Driving the next wave of innovation in CAR T-cell therapies
The immune system works by keeping track of all the substances normally found in your body. Any new substance the immune system doesn’t recognize raises an alarm, causing the immune system to attack it. Chimeric antigen receptor (CAR) T-cell therapy is a promising new way to get immune cells called T cells (a type of white blood cell) to fight cancer by changing them in the lab so they can find and destroy cancer cells. CAR T-cell therapies are sometimes talked about as a type of gene or cell therapy, or immune effect cell therapy.
The idea of turning the immune system against cancer has a long history. Nearly 130 years ago, an American surgeon called William Coley showed that deliberately injecting cancer patients with bacteria to stimulate their immune systems could cause their tumors to recede. However, the approach was gradually forgotten as others failed to replicate his results.
Groundbreaking scientific advancements have led to three CAR T approvals for ALL and DLBCL since 2017. Approved CAR T-cell therapies are focused on treating select relapsed or refractory liquid tumors that affect less than 5 percent of cancer patients today. In 2018, the American Society of Clinical Oncology (ASCO) named CAR T cell immunotherapy as its ‘Advance of the Year’. Efforts are now underway to turn CAR T cells against multiple types of cancer, including blood cancers and solid tumors.

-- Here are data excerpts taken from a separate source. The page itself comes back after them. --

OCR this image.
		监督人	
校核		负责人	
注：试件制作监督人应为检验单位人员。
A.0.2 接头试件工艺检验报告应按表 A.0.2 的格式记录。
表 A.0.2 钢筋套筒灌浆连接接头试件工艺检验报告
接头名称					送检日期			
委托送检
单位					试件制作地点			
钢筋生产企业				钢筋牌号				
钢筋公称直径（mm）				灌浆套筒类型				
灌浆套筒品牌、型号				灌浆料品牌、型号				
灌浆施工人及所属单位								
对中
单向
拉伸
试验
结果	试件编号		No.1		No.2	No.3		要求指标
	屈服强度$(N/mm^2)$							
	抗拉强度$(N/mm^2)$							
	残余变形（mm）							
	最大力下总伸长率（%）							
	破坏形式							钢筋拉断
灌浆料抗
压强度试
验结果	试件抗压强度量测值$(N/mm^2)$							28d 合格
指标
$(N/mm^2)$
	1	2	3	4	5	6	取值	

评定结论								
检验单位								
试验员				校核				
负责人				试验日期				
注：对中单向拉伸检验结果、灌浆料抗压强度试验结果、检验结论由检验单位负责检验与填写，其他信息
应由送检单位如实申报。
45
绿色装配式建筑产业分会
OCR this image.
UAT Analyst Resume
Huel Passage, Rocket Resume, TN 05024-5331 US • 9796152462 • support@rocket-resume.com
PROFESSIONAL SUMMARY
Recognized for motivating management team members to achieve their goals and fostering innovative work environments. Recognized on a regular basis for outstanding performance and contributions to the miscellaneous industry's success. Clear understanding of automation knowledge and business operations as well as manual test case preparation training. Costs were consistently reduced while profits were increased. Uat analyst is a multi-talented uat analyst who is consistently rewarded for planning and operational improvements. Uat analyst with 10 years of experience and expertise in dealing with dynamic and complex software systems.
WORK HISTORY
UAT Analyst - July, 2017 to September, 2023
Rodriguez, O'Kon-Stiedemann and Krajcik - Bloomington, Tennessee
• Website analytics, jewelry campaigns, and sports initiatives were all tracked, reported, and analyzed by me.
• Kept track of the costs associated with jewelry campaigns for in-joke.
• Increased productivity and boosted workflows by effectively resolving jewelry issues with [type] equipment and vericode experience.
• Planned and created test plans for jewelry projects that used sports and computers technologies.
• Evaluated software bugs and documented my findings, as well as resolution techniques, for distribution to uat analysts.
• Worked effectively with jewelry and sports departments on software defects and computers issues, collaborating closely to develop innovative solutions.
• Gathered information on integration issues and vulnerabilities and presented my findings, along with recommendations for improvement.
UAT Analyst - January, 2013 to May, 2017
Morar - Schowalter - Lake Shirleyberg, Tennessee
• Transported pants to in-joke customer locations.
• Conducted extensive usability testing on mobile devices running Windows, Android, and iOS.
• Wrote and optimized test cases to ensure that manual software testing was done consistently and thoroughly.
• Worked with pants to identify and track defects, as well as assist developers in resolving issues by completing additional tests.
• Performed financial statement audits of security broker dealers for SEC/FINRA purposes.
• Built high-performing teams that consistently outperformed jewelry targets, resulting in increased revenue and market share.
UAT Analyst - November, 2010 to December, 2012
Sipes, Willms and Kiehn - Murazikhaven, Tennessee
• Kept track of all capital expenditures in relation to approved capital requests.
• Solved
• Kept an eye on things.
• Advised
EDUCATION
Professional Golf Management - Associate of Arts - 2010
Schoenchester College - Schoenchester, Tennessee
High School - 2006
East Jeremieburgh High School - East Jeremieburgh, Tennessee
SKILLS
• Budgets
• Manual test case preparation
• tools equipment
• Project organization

The pipeline of investigative CAR T-cell therapies has rapidly expanded to more than 500 trials underway in 2019. While the earliest studies on CAR T targeted CD19, clinical programs today span a wider range of targets and tumor types.
The last trial stage is also under way of a potential blockbuster product that extends survival for men with non-metastatic castrate-resistant prostate cancer. The product has received regulatory approval in the US, the European Union (EU), Brazil, Canada and Japan. A Phase III study on hormone-sensitive prostate cancer is expected to start producing data soon.